New Duma election law put forward by Medvedev

Russia’s President Dmitry Medvedev has submitted to the lower house a bill on a new system for electing State Duma deputies.

The draft law envisions preserving the existing proportional system of parliamentary election. At the same time, the document proposes a number of changes intended to ease electoral procedures.

The draft law suggests that the Russian Federation should be divided into 225 electoral districts, which would allow each area of the country to have its own representative in the 450-seat parliament.

The borders of these districts will be approved by the Central Election Commission once every ten years, and at least a year before each State Duma election.

The districts will be formed so as to have approximately equal numbers of voters in each. A “standard quota of representation” will be derived by dividing the number of voters registered in the country by the number of electoral districts.
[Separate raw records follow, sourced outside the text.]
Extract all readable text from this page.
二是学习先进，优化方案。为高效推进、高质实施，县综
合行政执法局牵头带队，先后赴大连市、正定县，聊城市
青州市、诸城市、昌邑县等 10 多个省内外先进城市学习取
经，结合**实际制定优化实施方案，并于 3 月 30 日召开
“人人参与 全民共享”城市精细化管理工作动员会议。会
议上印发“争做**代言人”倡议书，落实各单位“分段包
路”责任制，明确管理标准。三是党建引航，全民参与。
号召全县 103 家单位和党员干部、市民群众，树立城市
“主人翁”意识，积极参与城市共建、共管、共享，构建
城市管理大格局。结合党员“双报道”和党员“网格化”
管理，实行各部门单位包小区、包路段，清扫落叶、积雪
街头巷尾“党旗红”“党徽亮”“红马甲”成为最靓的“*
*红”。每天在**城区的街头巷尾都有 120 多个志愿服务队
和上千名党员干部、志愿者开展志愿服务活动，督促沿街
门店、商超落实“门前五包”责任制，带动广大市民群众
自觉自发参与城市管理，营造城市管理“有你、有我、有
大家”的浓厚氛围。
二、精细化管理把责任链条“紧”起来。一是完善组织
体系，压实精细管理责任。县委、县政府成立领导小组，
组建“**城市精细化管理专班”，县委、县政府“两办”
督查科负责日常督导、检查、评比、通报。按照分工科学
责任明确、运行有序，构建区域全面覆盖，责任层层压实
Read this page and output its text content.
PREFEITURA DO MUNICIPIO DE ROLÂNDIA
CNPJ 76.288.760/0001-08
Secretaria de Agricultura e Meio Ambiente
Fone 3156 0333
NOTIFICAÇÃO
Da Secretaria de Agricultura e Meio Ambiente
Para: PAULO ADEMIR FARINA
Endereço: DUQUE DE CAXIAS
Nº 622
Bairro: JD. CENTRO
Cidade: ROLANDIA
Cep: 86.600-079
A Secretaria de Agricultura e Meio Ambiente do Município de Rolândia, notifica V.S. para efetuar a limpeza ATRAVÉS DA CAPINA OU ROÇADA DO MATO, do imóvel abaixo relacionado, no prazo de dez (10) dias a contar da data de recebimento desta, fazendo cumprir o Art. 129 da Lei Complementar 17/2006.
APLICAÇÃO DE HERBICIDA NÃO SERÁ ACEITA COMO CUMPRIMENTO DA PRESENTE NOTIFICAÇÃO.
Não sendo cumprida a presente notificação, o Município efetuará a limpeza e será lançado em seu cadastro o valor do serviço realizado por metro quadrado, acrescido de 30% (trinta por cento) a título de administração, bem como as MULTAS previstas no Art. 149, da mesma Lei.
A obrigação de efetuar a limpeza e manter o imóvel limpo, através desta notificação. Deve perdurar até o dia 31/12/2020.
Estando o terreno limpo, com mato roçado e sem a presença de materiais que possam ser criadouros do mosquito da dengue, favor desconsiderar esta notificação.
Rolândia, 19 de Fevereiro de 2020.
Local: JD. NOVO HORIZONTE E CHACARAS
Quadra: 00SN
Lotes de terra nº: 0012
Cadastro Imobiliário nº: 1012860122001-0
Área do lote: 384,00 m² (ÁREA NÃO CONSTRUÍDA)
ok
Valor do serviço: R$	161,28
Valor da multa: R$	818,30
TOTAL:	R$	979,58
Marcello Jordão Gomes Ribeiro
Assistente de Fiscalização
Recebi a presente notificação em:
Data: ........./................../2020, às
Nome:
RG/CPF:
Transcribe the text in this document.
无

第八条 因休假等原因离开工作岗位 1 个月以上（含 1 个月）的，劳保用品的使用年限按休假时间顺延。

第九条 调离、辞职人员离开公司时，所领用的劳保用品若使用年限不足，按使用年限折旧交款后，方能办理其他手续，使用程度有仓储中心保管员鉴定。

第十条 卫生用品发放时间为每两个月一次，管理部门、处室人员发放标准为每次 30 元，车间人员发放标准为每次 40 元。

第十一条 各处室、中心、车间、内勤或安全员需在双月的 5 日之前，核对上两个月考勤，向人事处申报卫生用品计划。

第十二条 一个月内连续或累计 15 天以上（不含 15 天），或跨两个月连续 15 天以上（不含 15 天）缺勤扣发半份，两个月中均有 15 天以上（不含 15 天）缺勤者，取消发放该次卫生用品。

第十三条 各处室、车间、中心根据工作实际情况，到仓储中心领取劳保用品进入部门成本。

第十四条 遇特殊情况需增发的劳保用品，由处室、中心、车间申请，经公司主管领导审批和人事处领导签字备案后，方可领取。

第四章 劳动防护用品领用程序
Administrative districts with a smaller number of voters than this standard quota will nonetheless form a separate electoral district.

At present, some regions are not represented.

“I think that introducing proportional representation for 225 districts would be reasonable in order to strengthen ties between the deputies and voters,” Medvedev said in December, in his annual address to the Federal Assembly.

In his address, the president called for major political reforms – including a change of the Duma election system. To provide legal grounds for such reforms, the head of state later submitted several bills to the parliament, including a draft law on direct elections of regional governors, and a bill that simplifies the process of registration for new political parties.